J’en veux à personne

Je n’en veux à per­sonne pour ce qui s’est pas­sé le 13 novembre. Des types mal inten­tion­nés orga­nisent le mas­sacre d’in­no­cents. À qui la faute ? Aux types mal inten­tion­nés, juste à eux.

Je ne vais pas cher­cher les points com­muns qu’ils peuvent avoir avec les gens nor­maux et les inno­cents. Des points com­muns entre ces tueurs et nous, il n’y a presque que ça. Ce sont les dif­fé­rences qui importent.

Je refuse de mon­trer du doigt une culture, une reli­gion, un outil ou quoique ce soit que ces tueurs par­tagent avec d’autres gens qui n’y sont pour rien. Ce serait allon­ger, dif­fé­rem­ment, l’in­juste liste des victimes.

Je ne res­sens aucune haine, aucune colère, aucun désir de ven­geance envers ceux qui ont fait ça. Ceux qui m’ont tiré des­sus. Ceux qui ont tué Madeleine. Ceux qui ont tué le meilleur de pote de ce grand bar­bu roux croi­sé à la police et qui m’a fait un câlin.

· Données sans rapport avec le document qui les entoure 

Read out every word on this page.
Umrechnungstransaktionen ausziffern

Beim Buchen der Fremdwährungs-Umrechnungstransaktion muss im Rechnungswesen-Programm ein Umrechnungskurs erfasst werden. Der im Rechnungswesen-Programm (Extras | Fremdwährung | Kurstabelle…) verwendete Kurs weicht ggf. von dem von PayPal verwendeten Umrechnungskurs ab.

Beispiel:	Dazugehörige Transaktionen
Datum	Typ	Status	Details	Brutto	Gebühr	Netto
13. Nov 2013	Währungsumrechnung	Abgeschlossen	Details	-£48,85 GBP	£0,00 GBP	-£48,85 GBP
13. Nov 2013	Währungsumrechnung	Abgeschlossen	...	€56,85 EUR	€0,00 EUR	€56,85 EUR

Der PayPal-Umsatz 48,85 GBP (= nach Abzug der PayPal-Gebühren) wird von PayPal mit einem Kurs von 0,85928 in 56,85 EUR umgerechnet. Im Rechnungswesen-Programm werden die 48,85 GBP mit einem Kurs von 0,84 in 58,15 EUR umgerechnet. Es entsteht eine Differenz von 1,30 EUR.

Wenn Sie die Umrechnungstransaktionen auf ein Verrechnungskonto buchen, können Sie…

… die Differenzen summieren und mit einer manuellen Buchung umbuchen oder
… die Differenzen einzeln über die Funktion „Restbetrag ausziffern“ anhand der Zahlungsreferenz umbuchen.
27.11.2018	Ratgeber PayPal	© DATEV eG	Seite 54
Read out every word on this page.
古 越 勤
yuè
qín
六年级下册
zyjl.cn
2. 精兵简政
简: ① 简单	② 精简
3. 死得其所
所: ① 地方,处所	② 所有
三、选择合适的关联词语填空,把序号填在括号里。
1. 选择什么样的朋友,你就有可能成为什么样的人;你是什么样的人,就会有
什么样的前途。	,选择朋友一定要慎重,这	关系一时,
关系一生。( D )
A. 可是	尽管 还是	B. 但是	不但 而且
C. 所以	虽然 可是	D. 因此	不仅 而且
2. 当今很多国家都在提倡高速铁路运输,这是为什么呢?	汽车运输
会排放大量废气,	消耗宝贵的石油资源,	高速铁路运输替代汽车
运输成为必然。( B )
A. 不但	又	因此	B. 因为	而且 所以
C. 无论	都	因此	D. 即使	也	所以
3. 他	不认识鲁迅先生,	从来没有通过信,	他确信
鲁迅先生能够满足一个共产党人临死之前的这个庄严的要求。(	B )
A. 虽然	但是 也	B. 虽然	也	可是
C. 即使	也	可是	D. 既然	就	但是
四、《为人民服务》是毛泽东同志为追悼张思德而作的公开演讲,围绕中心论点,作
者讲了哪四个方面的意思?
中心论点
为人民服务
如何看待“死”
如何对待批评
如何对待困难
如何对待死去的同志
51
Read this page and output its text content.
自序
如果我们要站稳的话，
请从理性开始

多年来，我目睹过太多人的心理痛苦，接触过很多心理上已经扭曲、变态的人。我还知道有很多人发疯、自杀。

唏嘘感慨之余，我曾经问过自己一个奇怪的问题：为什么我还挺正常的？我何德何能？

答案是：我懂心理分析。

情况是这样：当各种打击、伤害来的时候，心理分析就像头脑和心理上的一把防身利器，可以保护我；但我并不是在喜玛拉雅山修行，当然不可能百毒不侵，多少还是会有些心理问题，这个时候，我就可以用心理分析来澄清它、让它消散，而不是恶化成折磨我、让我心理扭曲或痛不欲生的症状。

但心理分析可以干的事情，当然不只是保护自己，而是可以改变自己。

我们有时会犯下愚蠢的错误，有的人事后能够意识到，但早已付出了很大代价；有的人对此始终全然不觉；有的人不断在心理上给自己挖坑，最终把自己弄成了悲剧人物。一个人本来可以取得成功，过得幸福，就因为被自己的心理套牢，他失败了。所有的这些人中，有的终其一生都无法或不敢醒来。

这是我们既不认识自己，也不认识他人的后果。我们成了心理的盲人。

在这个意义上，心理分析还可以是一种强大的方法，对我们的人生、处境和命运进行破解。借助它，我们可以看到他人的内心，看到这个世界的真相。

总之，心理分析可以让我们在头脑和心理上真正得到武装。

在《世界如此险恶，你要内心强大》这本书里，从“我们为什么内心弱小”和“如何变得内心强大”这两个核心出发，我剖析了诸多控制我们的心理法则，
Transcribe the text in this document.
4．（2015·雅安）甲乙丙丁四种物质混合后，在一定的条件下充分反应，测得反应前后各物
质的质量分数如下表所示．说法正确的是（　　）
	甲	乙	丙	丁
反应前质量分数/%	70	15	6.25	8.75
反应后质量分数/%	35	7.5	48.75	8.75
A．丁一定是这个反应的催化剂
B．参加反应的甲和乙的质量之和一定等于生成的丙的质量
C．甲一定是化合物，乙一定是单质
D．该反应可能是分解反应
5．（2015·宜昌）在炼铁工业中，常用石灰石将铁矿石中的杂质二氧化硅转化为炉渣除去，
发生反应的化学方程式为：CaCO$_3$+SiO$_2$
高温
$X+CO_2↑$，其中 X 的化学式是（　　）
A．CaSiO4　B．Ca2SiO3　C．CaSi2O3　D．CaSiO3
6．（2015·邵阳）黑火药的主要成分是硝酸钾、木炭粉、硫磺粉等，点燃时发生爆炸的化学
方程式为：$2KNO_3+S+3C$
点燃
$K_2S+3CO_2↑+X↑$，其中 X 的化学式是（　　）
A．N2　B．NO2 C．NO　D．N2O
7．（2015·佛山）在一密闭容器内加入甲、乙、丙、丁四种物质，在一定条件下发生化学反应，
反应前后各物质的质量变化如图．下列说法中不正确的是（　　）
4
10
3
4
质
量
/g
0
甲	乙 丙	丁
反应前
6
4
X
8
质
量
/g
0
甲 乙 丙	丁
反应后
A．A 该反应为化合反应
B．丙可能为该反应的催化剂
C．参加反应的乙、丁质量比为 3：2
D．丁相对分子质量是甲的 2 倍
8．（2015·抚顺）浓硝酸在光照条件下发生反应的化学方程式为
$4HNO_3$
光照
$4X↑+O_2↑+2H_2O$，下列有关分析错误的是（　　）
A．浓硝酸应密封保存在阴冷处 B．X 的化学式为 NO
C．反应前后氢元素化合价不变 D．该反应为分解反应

À la place, je pense à tous les trucs cruches qu’on m’a tou­jours racon­té. Que la haine détruit celui qui la res­sent. Qu’il vaut mieux subir l’in­jus­tice que la com­mettre. Que les sen­ti­ments posi­tifs triomphent et qu’il faut aimer son pro­chain. #JeSuisCruche.

Je pense aux autres victimes

Moi, ça va. En vie, indemne, sans proche tou­ché. Je fais par­tie des plus chan­ceux de la tue­rie du Bataclan. Et si je peux écrire ain­si, c’est que je fais par­tie des plus chan­ceux par­mi les plus chanceux.

Je pense aux autres. À ceux qui sont bles­sés et à ceux qui sont morts. Ceux qui ont per­du leur enfant, leur conjoint, leurs amis. Ceux qui à l’heure où j’é­cris, sont encore sub­mer­gés par la dou­leur, les sou­ve­nirs, ou la crainte.

Je pense à eux, moi qui arrive à dor­mir. Moi qui ne me sens pas cou­pable. Qui n’en veux à per­sonne et qui compte aller de l’a­vant. Parce qu’a­près ça, je veux aller de l’avant.

Pour vous tous qui y étiez, j’es­père que ça va aller. Que vous aurez la chance que j’ai pour l’ins­tant. Que vous allez, non pas vous remettre, mais continuer.

C’est vos his­toires et votre dou­leur qui me touchent le plus. C’est quand je les entends que j’en viens à pleu­rer. Mais comme dit un des vigiles du Bataclan : « On va se revoir ».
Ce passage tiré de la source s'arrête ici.